O sprawie pisze zagraniczny portal "Irish Independent". Koszmar z Irlandii wydarzył się w poniedziałek, 31 lipca 2023 roku. Dwie przyjaciółki Kiea i Dalava wybrały się na długo wyczekiwany, szkolny bal. Nawet nie przypuszczały, że nie wrócą już z niego do domu.
W drodze na zabawę rozegrała się niewyobrażalna tragedia. Panowały fatalne warunki pogodowe. Samochód, którym podróżowały wraz z kilkoma innymi osobami, wpadł w poślizg, a następnie roztrzaskał się na drzewie.

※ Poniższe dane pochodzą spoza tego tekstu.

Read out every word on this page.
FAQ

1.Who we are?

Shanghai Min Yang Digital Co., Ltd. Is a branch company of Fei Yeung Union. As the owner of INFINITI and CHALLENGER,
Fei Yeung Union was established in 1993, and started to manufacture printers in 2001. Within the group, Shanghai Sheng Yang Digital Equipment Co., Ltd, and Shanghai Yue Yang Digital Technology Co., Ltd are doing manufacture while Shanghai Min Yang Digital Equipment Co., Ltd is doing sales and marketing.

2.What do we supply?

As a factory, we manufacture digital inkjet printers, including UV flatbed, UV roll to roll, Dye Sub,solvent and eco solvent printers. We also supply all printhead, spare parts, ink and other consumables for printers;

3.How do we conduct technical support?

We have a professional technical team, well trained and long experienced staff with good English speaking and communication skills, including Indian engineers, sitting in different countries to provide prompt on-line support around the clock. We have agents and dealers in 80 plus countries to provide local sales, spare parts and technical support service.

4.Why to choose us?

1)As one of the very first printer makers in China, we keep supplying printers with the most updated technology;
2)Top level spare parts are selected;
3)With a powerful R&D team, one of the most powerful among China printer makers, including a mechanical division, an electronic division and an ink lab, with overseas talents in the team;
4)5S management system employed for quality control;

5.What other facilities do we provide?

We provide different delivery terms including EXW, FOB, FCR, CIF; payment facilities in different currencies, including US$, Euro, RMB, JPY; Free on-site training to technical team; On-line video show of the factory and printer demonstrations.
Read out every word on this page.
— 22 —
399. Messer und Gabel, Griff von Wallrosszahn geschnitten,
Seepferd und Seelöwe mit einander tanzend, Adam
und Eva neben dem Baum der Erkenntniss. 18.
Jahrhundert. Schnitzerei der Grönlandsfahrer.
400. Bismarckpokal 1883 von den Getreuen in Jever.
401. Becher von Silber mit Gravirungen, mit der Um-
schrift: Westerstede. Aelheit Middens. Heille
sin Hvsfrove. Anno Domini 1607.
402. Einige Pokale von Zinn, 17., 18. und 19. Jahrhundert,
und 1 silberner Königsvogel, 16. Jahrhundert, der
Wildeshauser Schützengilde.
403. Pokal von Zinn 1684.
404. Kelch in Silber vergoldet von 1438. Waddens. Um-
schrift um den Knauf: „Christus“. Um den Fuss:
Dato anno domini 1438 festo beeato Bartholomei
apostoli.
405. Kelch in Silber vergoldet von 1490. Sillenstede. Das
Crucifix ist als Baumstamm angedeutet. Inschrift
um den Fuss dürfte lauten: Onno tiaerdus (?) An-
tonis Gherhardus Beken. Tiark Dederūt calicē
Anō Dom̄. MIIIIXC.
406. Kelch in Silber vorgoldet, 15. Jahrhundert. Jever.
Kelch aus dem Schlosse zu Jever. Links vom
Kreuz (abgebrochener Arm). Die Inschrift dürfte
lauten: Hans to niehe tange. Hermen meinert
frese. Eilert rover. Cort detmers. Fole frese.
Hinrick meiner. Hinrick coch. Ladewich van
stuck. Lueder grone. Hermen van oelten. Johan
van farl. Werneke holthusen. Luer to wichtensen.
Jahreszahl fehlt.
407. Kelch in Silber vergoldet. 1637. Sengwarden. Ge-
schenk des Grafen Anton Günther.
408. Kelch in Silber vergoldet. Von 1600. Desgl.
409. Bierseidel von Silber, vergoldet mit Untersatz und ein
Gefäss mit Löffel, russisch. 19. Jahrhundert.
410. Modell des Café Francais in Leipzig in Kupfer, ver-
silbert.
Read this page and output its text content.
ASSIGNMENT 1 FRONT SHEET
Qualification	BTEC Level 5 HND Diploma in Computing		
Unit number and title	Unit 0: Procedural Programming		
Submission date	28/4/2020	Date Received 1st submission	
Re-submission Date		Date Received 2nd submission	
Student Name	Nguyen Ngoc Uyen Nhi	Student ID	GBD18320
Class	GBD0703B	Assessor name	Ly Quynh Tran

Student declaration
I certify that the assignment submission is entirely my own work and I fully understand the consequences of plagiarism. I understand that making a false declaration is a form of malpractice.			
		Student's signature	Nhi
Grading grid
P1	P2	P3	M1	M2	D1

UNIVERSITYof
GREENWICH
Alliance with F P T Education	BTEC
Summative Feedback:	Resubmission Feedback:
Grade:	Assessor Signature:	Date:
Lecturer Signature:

Jechała na bal szkolny w Irlandii. Zginęła wraz z przyjaciółką
Około 60-letni kierowca auta oraz dwaj inni uczniowie doznali licznych obrażeń, ale przeżyli. Natomiast, Kiea i Dalava niestety zmarły.
Dalsza część artykułu pod materiałem wideo
17-latka odchodziła na rękach swego ojca, który zaalarmowany o wypadku, natychmiast zjawił się na miejscu. Z bólem serca patrzył, jak jego ukochana córeczka z trudem łapie ostatni oddech. Nie mógł nic zrobić.
"Zanim dziewczyny wyszły w domu, panowało wielkie poruszenie. Mieliśmy jedzenie, szampana, balony i zapowiadała się wspaniała noc" - mówił dla "Irish Independent" Frankie, ojciec 17-latki.
Siostra Kiei zamieściła poruszający post na Facebooku. Pożegnała w nim zmarłą 17-latkę. Nie kryła zdruzgotania.
(...) Jestem zagubiona i nie rozumiem, jak coś takiego mogło ci się przydarzyć. Mam nadzieję, że wiesz, że wszyscy bardzo cię kochamy. Śpij spokojnie, księżniczko i opiekuj się nami. Kocham cię na zawsze - napisała siostra Kiei.